Para o Ministério Público, a situação configuraria preterição dos candidatos aprovados e violaria o artigo 37, inciso II, da Constituição Federal, que estabelece a obrigatoriedade de aprovação em concurso público para ingresso em cargos efetivos.

 

Na defesa apresentada à Justiça, o município alegou que as contratações temporárias não indicariam, necessariamente, a existência de cargos efetivos vagos.
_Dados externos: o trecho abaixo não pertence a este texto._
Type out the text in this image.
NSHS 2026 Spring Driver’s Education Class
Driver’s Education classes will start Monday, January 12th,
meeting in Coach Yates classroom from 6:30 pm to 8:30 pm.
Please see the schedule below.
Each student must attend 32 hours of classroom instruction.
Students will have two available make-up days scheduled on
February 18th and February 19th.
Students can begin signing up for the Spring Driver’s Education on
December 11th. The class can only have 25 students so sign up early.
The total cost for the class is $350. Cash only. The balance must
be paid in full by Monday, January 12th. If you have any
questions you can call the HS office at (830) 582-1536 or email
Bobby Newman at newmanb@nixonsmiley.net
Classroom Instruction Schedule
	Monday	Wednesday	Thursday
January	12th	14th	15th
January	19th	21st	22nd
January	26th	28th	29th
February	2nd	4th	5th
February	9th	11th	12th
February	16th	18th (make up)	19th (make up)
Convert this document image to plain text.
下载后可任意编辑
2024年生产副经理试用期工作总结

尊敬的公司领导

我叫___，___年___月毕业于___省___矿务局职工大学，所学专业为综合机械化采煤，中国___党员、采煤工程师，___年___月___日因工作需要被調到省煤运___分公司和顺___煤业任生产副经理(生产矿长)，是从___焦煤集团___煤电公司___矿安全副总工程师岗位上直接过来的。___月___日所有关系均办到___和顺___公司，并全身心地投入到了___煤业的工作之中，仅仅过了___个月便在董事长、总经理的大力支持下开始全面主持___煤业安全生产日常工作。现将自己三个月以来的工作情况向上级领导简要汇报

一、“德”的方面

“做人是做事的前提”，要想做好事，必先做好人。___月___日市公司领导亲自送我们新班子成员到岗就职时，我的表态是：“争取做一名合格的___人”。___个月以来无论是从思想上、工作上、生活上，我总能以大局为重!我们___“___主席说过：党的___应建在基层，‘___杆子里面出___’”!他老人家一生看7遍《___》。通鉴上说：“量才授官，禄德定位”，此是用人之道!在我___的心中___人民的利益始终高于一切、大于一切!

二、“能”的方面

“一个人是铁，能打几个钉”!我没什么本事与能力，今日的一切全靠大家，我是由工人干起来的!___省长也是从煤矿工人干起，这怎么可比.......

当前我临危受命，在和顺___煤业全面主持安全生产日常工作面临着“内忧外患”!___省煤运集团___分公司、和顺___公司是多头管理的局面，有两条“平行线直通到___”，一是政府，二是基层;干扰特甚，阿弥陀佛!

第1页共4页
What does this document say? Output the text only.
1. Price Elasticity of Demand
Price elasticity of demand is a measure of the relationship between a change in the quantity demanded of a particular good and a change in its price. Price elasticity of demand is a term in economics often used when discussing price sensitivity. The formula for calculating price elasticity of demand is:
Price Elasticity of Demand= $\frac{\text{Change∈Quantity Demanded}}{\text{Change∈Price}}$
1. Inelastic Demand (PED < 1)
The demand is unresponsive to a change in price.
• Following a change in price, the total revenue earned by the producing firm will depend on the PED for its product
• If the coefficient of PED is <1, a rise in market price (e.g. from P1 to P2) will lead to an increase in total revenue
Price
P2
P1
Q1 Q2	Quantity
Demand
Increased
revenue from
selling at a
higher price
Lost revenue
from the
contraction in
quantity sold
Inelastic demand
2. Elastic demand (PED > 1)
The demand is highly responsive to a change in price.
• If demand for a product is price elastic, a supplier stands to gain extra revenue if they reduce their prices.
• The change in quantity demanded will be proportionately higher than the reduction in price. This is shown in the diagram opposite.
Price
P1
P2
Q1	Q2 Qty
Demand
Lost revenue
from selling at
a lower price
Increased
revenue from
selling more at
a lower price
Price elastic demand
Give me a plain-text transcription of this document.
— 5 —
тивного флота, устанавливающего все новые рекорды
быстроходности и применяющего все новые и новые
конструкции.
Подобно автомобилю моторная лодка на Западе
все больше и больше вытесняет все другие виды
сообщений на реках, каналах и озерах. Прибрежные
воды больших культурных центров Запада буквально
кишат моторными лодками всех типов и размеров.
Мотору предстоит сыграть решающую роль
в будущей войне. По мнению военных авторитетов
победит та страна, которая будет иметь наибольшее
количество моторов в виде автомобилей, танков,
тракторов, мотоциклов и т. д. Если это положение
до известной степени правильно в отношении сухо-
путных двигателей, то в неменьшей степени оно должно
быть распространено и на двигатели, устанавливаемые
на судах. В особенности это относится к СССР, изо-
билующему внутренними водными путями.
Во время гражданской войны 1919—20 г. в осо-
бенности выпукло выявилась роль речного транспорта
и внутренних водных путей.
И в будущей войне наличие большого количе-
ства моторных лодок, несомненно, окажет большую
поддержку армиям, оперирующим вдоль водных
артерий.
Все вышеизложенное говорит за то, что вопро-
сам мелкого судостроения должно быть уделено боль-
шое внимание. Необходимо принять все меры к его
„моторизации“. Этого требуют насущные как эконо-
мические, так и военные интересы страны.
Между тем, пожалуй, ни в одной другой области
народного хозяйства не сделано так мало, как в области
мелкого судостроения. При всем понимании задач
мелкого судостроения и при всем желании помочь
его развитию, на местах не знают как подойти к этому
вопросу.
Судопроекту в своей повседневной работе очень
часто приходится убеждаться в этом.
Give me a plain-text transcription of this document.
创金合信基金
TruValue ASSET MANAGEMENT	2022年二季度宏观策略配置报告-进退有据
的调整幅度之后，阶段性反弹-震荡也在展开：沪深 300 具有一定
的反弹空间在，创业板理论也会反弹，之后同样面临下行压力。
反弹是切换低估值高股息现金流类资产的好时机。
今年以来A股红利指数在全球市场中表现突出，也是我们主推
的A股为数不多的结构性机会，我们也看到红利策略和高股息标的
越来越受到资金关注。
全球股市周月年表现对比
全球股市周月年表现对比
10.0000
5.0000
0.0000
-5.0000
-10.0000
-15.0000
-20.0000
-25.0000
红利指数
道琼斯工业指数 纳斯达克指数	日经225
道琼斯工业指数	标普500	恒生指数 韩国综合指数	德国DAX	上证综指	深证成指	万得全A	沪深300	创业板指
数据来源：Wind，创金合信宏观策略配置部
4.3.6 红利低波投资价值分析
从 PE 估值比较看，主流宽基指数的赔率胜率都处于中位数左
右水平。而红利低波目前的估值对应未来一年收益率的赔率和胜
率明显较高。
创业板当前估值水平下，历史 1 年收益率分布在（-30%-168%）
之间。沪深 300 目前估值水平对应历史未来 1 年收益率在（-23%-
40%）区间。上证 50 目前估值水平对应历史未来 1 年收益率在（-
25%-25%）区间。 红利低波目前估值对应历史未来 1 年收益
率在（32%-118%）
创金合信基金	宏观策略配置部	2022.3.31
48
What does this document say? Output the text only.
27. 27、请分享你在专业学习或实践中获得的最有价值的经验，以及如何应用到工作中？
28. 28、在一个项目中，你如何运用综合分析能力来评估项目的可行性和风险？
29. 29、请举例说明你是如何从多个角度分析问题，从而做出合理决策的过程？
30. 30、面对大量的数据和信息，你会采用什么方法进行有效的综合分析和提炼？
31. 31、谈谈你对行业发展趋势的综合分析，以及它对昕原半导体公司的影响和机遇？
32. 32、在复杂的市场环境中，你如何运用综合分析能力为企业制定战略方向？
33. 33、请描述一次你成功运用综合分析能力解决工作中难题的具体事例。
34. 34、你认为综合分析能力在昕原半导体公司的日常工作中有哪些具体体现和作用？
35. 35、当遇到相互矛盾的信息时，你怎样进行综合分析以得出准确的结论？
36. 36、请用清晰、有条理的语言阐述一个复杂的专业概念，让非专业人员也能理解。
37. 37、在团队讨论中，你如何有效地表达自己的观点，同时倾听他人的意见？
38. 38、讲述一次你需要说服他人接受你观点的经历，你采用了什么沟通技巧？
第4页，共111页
Também afirmou enfrentar limitações orçamentárias, apontando que as despesas com pessoal teriam ultrapassado o limite previsto na Lei de Responsabilidade Fiscal.

 

Ao analisar o caso, o juiz João Luiz da Costa Gomes destacou entendimento já consolidado pelo Supremo Tribunal Federal (STF), segundo o qual candidatos aprovados dentro do número de vagas previstas em edital possuem direito subjetivo à nomeação.

 

O magistrado ressaltou, no entanto, que a administração pública possui autonomia para definir o momento das convocações, desde que as nomeações ocorram dentro do prazo de validade do concurso.